Mai 2007 - Observação do duelo vida/morte


Penso que a operação correu bem. Foram 3,5H na sala de operações. Não me lembro de nada pois além da anestesia raquidiana (parecida com a epidural) eu pedi ao médico que me desse algo para dormir durante a operação. Acordei meia atordoada e nem percebi bem o que os médicos comentaram acerca do que fizeram. Esta semana vou mudar o penso e saber melhor o que fizeram. Apenas me lembro vagamente que falaram em ter o joelho em mau estado.

Fui operada na sexta de manhã. Após sair da sala de operações começou a experiência inquietante de entrar em contacto com a realidade de Hospitais. S. Lázaro é um edifício construído no século passado que não está preparado para o fim a que se destina. Corredores estreitos, elevadores que mal chegam para caber uma cama. É uma experiência alucinante andar deitada numa maca a rasar as paredes e dobrar as esquinas dos corredores a confiar na perícia matemática dos maqueiros. Parece que a todo o momento vamos bater nas barras de protecção, nos carrinhos de medicamentos, em tudo.

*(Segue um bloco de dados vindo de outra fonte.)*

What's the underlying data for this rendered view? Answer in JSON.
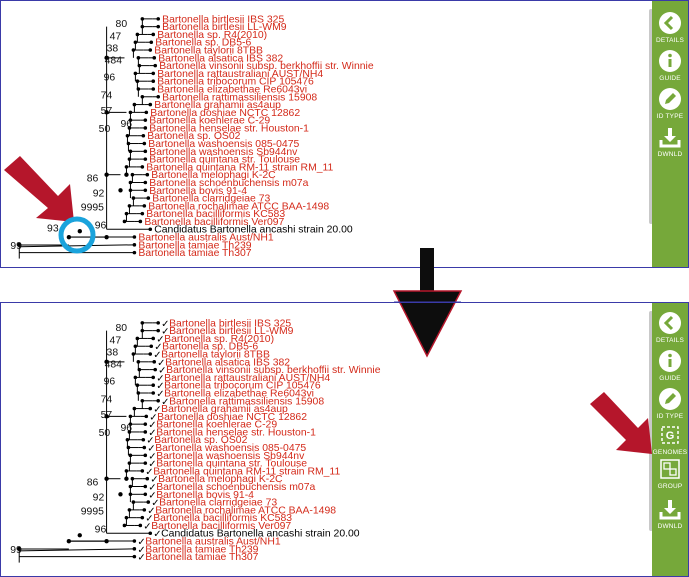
{
  "panels": {
    "top": {
      "leaves": [
        "Bartonella birtlesii IBS 325",
        "Bartonella birtlesii LL-WM9",
        "Bartonella sp. R4(2010)",
        "Bartonella sp. DB5-6",
        "Bartonella taylorii 8TBB",
        "Bartonella alsatica IBS 382",
        "Bartonella vinsonii subsp. berkhoffii str. Winnie",
        "Bartonella rattaustraliani AUST/NH4",
        "Bartonella tribocorum CIP 105476",
        "Bartonella elizabethae Re6043vi",
        "Bartonella rattimassiliensis 15908",
        "Bartonella grahamii as4aup",
        "Bartonella doshiae NCTC 12862",
        "Bartonella koehlerae C-29",
        "Bartonella henselae str. Houston-1",
        "Bartonella sp. OS02",
        "Bartonella washoensis 085-0475",
        "Bartonella washoensis Sb944nv",
        "Bartonella quintana str. Toulouse",
        "Bartonella quintana RM-11 strain RM_11",
        "Bartonella melophagi K-2C",
        "Bartonella schoenbuchensis m07a",
        "Bartonella bovis 91-4",
        "Bartonella clarridgeiae 73",
        "Bartonella rochalimae ATCC BAA-1498",
        "Bartonella bacilliformis KC583",
        "Bartonella bacilliformis Ver097",
        "Candidatus Bartonella ancashi strain 20.00",
        "Bartonella australis Aust/NH1",
        "Bartonella tamiae Th239",
        "Bartonella tamiae Th307"
      ],
      "bootstraps": [
        "80",
        "47",
        "38",
        "484",
        "96",
        "74",
        "57",
        "50",
        "96",
        "86",
        "92",
        "9995",
        "96",
        "93",
        "99"
      ]
    },
    "bottom": {
      "leaves": [
        "Bartonella birtlesii IBS 325",
        "Bartonella birtlesii LL-WM9",
        "Bartonella sp. R4(2010)",
        "Bartonella sp. DB5-6",
        "Bartonella taylorii 8TBB",
        "Bartonella alsatica IBS 382",
        "Bartonella vinsonii subsp. berkhoffii str. Winnie",
        "Bartonella rattaustraliani AUST/NH4",
        "Bartonella tribocorum CIP 105476",
        "Bartonella elizabethae Re6043vi",
        "Bartonella rattimassiliensis 15908",
        "Bartonella grahamii as4aup",
        "Bartonella doshiae NCTC 12862",
        "Bartonella koehlerae C-29",
        "Bartonella henselae str. Houston-1",
        "Bartonella sp. OS02",
        "Bartonella washoensis 085-0475",
        "Bartonella washoensis Sb944nv",
        "Bartonella quintana str. Toulouse",
        "Bartonella quintana RM-11 strain RM_11",
        "Bartonella melophagi K-2C",
        "Bartonella schoenbuchensis m07a",
        "Bartonella bovis 91-4",
        "Bartonella clarridgeiae 73",
        "Bartonella rochalimae ATCC BAA-1498",
        "Bartonella bacilliformis KC583",
        "Bartonella bacilliformis Ver097",
        "Candidatus Bartonella ancashi strain 20.00",
        "Bartonella australis Aust/NH1",
        "Bartonella tamiae Th239",
        "Bartonella tamiae Th307"
      ],
      "bootstraps": [
        "80",
        "47",
        "38",
        "484",
        "96",
        "74",
        "57",
        "50",
        "96",
        "86",
        "92",
        "9995",
        "96",
        "99"
      ],
      "checkmark": "✓"
    }
  },
  "sidebar_top": [
    {
      "label": "DETAILS",
      "icon": "chevron-left-icon"
    },
    {
      "label": "GUIDE",
      "icon": "info-icon"
    },
    {
      "label": "ID TYPE",
      "icon": "pencil-icon"
    },
    {
      "label": "DWNLD",
      "icon": "download-icon"
    }
  ],
  "sidebar_bottom": [
    {
      "label": "DETAILS",
      "icon": "chevron-left-icon"
    },
    {
      "label": "GUIDE",
      "icon": "info-icon"
    },
    {
      "label": "ID TYPE",
      "icon": "pencil-icon"
    },
    {
      "label": "GENOMES",
      "icon": "genomes-icon",
      "icon_text": "G"
    },
    {
      "label": "GROUP",
      "icon": "group-icon"
    },
    {
      "label": "DWNLD",
      "icon": "download-icon"
    }
  ],
  "colors": {
    "leaf_text": "#d42a1a",
    "sidebar": "#76a83a",
    "annotation_arrow": "#b5162b",
    "highlight_circle": "#1aa3dc",
    "panel_border": "#3a3aa8"
  }
}
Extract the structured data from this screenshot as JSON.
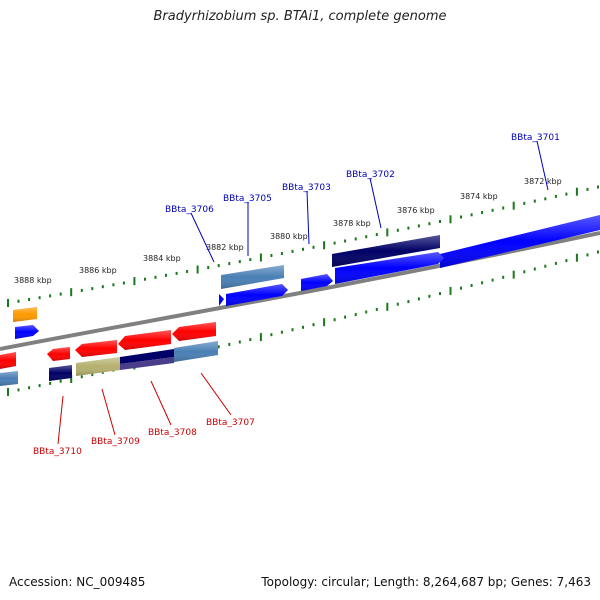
{
  "title": "Bradyrhizobium sp. BTAi1, complete genome",
  "footer": {
    "accession": "Accession: NC_009485",
    "summary": "Topology: circular; Length: 8,264,687 bp; Genes: 7,463"
  },
  "colors": {
    "backbone": "#808080",
    "ticks": "#1a7a1a",
    "forward_label": "#0000bb",
    "reverse_label": "#cc0000",
    "gene_blue": "#0000ff",
    "gene_navy": "#000066",
    "gene_steel": "#4a7fb5",
    "gene_red": "#ff0000",
    "gene_orange": "#ff9900",
    "gene_khaki": "#b5b06e",
    "gene_purple": "#4a3d8a"
  },
  "scale": {
    "unit": "kbp",
    "labels": [
      "3888 kbp",
      "3886 kbp",
      "3884 kbp",
      "3882 kbp",
      "3880 kbp",
      "3878 kbp",
      "3876 kbp",
      "3874 kbp",
      "3872 kbp"
    ]
  },
  "forward_genes": {
    "labels": [
      "BBta_3701",
      "BBta_3702",
      "BBta_3703",
      "BBta_3705",
      "BBta_3706"
    ]
  },
  "reverse_genes": {
    "labels": [
      "BBta_3707",
      "BBta_3708",
      "BBta_3709",
      "BBta_3710"
    ]
  }
}
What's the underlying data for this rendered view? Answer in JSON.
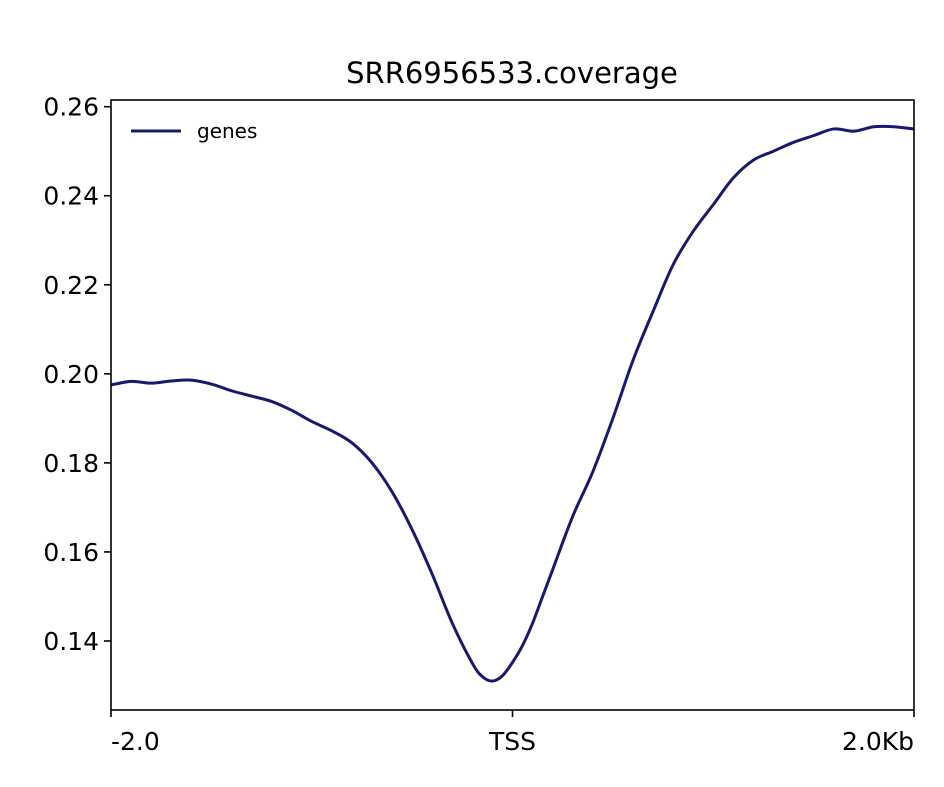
{
  "chart_data": {
    "type": "line",
    "title": "SRR6956533.coverage",
    "xlabel": "",
    "ylabel": "",
    "xlim": [
      -2000,
      2000
    ],
    "ylim": [
      0.1245,
      0.2615
    ],
    "x_ticks": [
      {
        "value": -2000,
        "label": "-2.0"
      },
      {
        "value": 0,
        "label": "TSS"
      },
      {
        "value": 2000,
        "label": "2.0Kb"
      }
    ],
    "y_ticks": [
      {
        "value": 0.14,
        "label": "0.14"
      },
      {
        "value": 0.16,
        "label": "0.16"
      },
      {
        "value": 0.18,
        "label": "0.18"
      },
      {
        "value": 0.2,
        "label": "0.20"
      },
      {
        "value": 0.22,
        "label": "0.22"
      },
      {
        "value": 0.24,
        "label": "0.24"
      },
      {
        "value": 0.26,
        "label": "0.26"
      }
    ],
    "grid": false,
    "legend": {
      "placement": "top-left"
    },
    "series": [
      {
        "name": "genes",
        "color": "#191970",
        "x": [
          -2000,
          -1900,
          -1800,
          -1700,
          -1600,
          -1500,
          -1400,
          -1300,
          -1200,
          -1100,
          -1000,
          -900,
          -800,
          -700,
          -600,
          -500,
          -400,
          -300,
          -200,
          -150,
          -100,
          -50,
          0,
          50,
          100,
          150,
          200,
          300,
          400,
          500,
          600,
          700,
          800,
          900,
          1000,
          1100,
          1200,
          1300,
          1400,
          1500,
          1600,
          1700,
          1800,
          1900,
          2000
        ],
        "y": [
          0.1975,
          0.1983,
          0.1979,
          0.1984,
          0.1986,
          0.1977,
          0.1962,
          0.195,
          0.1938,
          0.1918,
          0.1893,
          0.1872,
          0.1845,
          0.18,
          0.1735,
          0.165,
          0.155,
          0.144,
          0.135,
          0.132,
          0.131,
          0.1322,
          0.1352,
          0.139,
          0.144,
          0.15,
          0.156,
          0.168,
          0.178,
          0.19,
          0.203,
          0.214,
          0.2245,
          0.232,
          0.238,
          0.244,
          0.248,
          0.25,
          0.252,
          0.2535,
          0.255,
          0.2545,
          0.2555,
          0.2555,
          0.255
        ]
      }
    ]
  }
}
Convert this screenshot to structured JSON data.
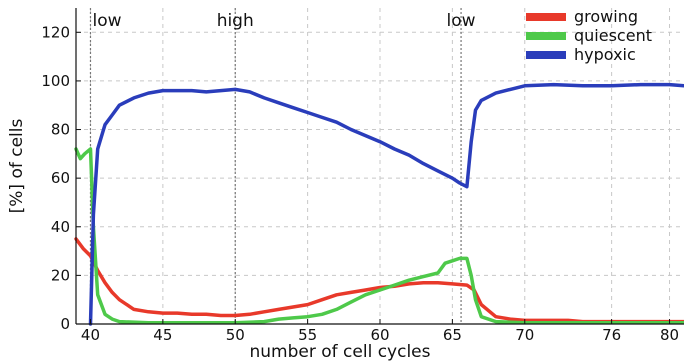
{
  "chart_data": {
    "type": "line",
    "xlabel": "number of cell cycles",
    "ylabel": "[%] of cells",
    "xlim": [
      39,
      81
    ],
    "ylim": [
      0,
      130
    ],
    "x_ticks": [
      40,
      45,
      50,
      55,
      60,
      65,
      70,
      76,
      80
    ],
    "y_ticks": [
      0,
      20,
      40,
      60,
      80,
      100,
      120
    ],
    "grid": true,
    "legend_position": "top-right",
    "phase_markers": [
      {
        "x": 40,
        "label": "low"
      },
      {
        "x": 50,
        "label": "high"
      },
      {
        "x": 65.6,
        "label": "low"
      }
    ],
    "series": [
      {
        "name": "growing",
        "color": "#e8392a",
        "x": [
          39,
          39.5,
          40,
          40.5,
          41,
          41.5,
          42,
          43,
          44,
          45,
          46,
          47,
          48,
          49,
          50,
          51,
          52,
          53,
          54,
          55,
          56,
          57,
          58,
          59,
          60,
          61,
          62,
          63,
          64,
          65,
          66,
          66.5,
          67,
          68,
          69,
          70,
          71,
          72,
          73,
          74,
          75,
          76,
          77,
          78,
          79,
          80,
          81
        ],
        "values": [
          35,
          31,
          28,
          22,
          17,
          13,
          10,
          6,
          5,
          4.5,
          4.5,
          4,
          4,
          3.5,
          3.5,
          4,
          5,
          6,
          7,
          8,
          10,
          12,
          13,
          14,
          15,
          15.5,
          16.5,
          17,
          17,
          16.5,
          16,
          14,
          8,
          3,
          2,
          1.5,
          1.5,
          1.5,
          1.5,
          1,
          1,
          1,
          1,
          1,
          1,
          1,
          1
        ]
      },
      {
        "name": "quiescent",
        "color": "#4ec94a",
        "x": [
          39,
          39.3,
          39.6,
          40,
          40.2,
          40.5,
          41,
          41.5,
          42,
          44,
          46,
          48,
          50,
          52,
          53,
          54,
          55,
          56,
          57,
          58,
          59,
          60,
          61,
          62,
          63,
          64,
          64.5,
          65,
          65.5,
          66,
          66.3,
          66.6,
          67,
          68,
          70,
          72,
          74,
          76,
          78,
          80,
          81
        ],
        "values": [
          72,
          68,
          70,
          72,
          40,
          12,
          4,
          2,
          1,
          0.5,
          0.5,
          0.5,
          0.5,
          1,
          2,
          2.5,
          3,
          4,
          6,
          9,
          12,
          14,
          16,
          18,
          19.5,
          21,
          25,
          26,
          27,
          27,
          20,
          10,
          3,
          1,
          0.5,
          0.5,
          0.5,
          0.5,
          0.5,
          0.5,
          0.5
        ]
      },
      {
        "name": "hypoxic",
        "color": "#2a3dbb",
        "x": [
          40,
          40.2,
          40.5,
          41,
          41.5,
          42,
          43,
          44,
          45,
          46,
          47,
          48,
          49,
          50,
          51,
          52,
          53,
          54,
          55,
          56,
          57,
          58,
          59,
          60,
          61,
          62,
          63,
          64,
          65,
          65.5,
          66,
          66.3,
          66.6,
          67,
          68,
          69,
          70,
          72,
          74,
          76,
          78,
          80,
          81
        ],
        "values": [
          0,
          45,
          72,
          82,
          86,
          90,
          93,
          95,
          96,
          96,
          96,
          95.5,
          96,
          96.5,
          95.5,
          93,
          91,
          89,
          87,
          85,
          83,
          80,
          77.5,
          75,
          72,
          69.5,
          66,
          63,
          60,
          58,
          56.5,
          75,
          88,
          92,
          95,
          96.5,
          98,
          98.5,
          98,
          98,
          98.5,
          98.5,
          98
        ]
      }
    ]
  }
}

Constatei que S. Lazaro é um hospital de velhotes …. em fim de vida. A média de idades deve rondar os 60 anos. Algumas velhinhas já não são gente. Parecem mais vegetais. Não falam, não se mexem, têm o olhar vazio. Têm pés partidos, fémures partidos, mazelas de quedas e desequilíbrios. Paira por aquelas salas e corredores a sombra da morte. Durante a noite não consegui dormir. Sentia que os espíritos das trevas andavam por ali, a festejar a ceifa das almas. Dançavam por entre as camas na escolha das próximas vítimas, aquelas mais frágeis, cujo sopro de vida as estava a abandonar. Os enfermeiros assemelhavam-se a um corpo de luta contra a escuridão mas, senti que os seus os esforços não dariam resultado em muitas das situações. Pedi para me darem algo para dormir, para me alhear daquele ambiente, mas sem sucesso. A médica não tinha prescrito a medicação, apenas analgésicos.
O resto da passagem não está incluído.